On Fri, Mar 14, 2014 at 8:11 PM, Danny Spitzberg <stationaery@gmail.com> wrote:
> So, my question: has there been any discussion around membership recruitment/ retention/ rebooting?​

Pardon the formalism creepiness...

From Wikipedia: http://en.wikipedia.org/wiki/List_of_religious_populations

This is a list of religious populations by proportion and population. Estimates made by reliable sources differ.
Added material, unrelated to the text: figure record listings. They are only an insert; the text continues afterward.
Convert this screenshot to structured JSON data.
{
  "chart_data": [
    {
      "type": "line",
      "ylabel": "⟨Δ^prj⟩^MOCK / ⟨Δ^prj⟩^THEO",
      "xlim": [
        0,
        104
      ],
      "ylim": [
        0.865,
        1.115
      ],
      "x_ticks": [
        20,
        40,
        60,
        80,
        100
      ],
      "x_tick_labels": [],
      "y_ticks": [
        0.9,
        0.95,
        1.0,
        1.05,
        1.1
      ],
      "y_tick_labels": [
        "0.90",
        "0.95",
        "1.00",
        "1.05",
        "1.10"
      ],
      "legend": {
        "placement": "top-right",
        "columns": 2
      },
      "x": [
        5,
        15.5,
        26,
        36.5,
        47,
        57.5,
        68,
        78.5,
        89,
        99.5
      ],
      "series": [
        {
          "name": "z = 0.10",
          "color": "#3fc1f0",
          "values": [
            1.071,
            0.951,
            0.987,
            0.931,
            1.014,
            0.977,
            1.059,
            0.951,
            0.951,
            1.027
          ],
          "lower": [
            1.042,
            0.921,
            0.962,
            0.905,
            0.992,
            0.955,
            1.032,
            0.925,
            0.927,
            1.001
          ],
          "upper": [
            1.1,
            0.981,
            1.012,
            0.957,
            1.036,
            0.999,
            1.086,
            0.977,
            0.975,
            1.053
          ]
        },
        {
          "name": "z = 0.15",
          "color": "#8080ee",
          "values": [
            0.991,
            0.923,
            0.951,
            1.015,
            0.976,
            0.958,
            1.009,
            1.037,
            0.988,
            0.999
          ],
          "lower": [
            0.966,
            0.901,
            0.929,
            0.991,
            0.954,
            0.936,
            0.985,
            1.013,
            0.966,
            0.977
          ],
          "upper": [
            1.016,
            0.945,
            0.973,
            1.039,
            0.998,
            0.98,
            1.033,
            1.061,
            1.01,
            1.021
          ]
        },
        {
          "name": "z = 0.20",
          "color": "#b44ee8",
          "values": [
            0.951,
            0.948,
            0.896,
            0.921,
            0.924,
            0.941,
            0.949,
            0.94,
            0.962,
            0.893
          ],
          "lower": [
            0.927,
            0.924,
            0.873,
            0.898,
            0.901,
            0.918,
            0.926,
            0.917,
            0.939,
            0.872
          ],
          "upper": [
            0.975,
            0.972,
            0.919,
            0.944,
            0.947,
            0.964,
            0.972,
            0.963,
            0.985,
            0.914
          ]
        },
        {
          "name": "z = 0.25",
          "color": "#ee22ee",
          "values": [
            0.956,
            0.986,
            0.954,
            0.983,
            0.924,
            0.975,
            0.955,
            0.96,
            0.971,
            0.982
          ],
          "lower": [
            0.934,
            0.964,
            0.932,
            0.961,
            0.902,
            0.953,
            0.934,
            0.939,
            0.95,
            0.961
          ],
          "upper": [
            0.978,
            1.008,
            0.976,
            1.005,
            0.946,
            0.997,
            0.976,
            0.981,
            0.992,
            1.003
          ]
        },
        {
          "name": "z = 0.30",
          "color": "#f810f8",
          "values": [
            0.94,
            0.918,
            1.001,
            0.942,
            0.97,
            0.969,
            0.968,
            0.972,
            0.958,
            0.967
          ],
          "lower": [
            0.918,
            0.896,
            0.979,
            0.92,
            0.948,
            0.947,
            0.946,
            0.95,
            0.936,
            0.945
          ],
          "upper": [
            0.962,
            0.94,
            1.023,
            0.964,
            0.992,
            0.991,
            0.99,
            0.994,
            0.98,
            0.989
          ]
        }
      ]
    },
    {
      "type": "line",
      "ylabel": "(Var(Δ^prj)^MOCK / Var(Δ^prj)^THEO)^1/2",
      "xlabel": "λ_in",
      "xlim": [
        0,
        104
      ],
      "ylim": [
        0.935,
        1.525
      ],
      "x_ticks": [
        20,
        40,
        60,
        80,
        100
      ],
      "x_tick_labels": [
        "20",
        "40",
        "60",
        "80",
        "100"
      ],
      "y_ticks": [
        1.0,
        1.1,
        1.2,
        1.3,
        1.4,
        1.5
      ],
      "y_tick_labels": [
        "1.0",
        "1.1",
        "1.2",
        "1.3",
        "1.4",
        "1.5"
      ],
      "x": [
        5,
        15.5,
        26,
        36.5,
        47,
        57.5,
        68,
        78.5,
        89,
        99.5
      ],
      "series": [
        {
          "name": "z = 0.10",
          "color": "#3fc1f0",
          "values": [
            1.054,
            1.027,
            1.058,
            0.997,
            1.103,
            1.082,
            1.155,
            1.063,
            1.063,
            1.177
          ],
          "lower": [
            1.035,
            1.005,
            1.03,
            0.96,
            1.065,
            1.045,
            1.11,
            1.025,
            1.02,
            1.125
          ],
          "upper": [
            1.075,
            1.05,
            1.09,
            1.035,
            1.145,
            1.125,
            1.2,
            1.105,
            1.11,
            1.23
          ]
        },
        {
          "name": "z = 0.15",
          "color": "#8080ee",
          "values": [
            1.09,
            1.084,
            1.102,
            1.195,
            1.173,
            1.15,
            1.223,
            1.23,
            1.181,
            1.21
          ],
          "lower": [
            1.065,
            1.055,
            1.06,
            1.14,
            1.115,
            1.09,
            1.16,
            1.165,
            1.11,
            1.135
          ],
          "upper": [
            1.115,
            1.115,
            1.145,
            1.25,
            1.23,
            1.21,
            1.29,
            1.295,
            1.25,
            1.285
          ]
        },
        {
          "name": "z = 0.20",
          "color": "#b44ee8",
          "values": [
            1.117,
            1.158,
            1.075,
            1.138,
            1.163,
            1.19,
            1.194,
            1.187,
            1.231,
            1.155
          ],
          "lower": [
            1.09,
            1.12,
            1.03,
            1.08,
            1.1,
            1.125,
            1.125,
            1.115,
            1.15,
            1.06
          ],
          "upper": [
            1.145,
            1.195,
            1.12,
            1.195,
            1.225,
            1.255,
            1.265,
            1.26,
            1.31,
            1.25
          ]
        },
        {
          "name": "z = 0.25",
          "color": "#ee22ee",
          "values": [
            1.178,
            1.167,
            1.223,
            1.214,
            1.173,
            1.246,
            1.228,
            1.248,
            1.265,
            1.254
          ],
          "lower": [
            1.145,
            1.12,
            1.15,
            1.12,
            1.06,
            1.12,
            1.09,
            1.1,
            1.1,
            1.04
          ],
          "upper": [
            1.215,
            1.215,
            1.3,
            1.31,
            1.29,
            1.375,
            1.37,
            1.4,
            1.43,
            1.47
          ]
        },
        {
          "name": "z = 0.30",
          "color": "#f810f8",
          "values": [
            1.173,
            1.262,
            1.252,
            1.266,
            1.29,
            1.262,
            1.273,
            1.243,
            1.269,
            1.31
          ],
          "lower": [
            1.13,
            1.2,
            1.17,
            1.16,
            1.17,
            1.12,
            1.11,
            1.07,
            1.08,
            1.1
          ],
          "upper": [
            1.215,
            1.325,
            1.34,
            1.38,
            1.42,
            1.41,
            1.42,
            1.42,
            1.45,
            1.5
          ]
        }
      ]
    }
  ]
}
The CIA's World Factbook gives the population as 7,021,836,029 (July 2012 est.) and the distribution of religions as Christian 31.59% (of which Roman Catholic 18.85%, Protestant 8.15%, Orthodox 4.96%, Anglican 1.26%), Muslim 23.2%, Hindu 15.0%, Buddhist 7.1%, Sikh 0.35%, Jewish 0.2%, Bahá'í 0.11%, other religions 10.95%, non-religious 9.66%, atheists 2.01%. (2010 est.).

The difference between Christians (31%) and Jews (0.2%) is evangelism: it's part of Christian culture and against Jewish tradition. Evangelism, outreach, spreading the good word, marketing, enrolling, recruiting works faster than simple word-of-mouth or generational breeding (having big families with lots of little sudoers running around). Evangelism also compounds (exponential growth as newbies in turn evangelize).

This is just a social hack. We can do it. We can make the new Sudoer's journey easier to understand, our rites of passage crisper, and draft a communications plan to attract those who should become Sudoers. 

Do we have a sense of whom to recruit? Can we sketch our idea of those people well enough to find them?

Do we have confidence that our rites, rituals, and passages serve, among other purposes, as sufficient to effectively indoctrinate and socialize candidates into full sudoers?

Before we do much more than host a table at First Fridays, we might want to consider who we want to join our party and how we might do better at onboarding newbies.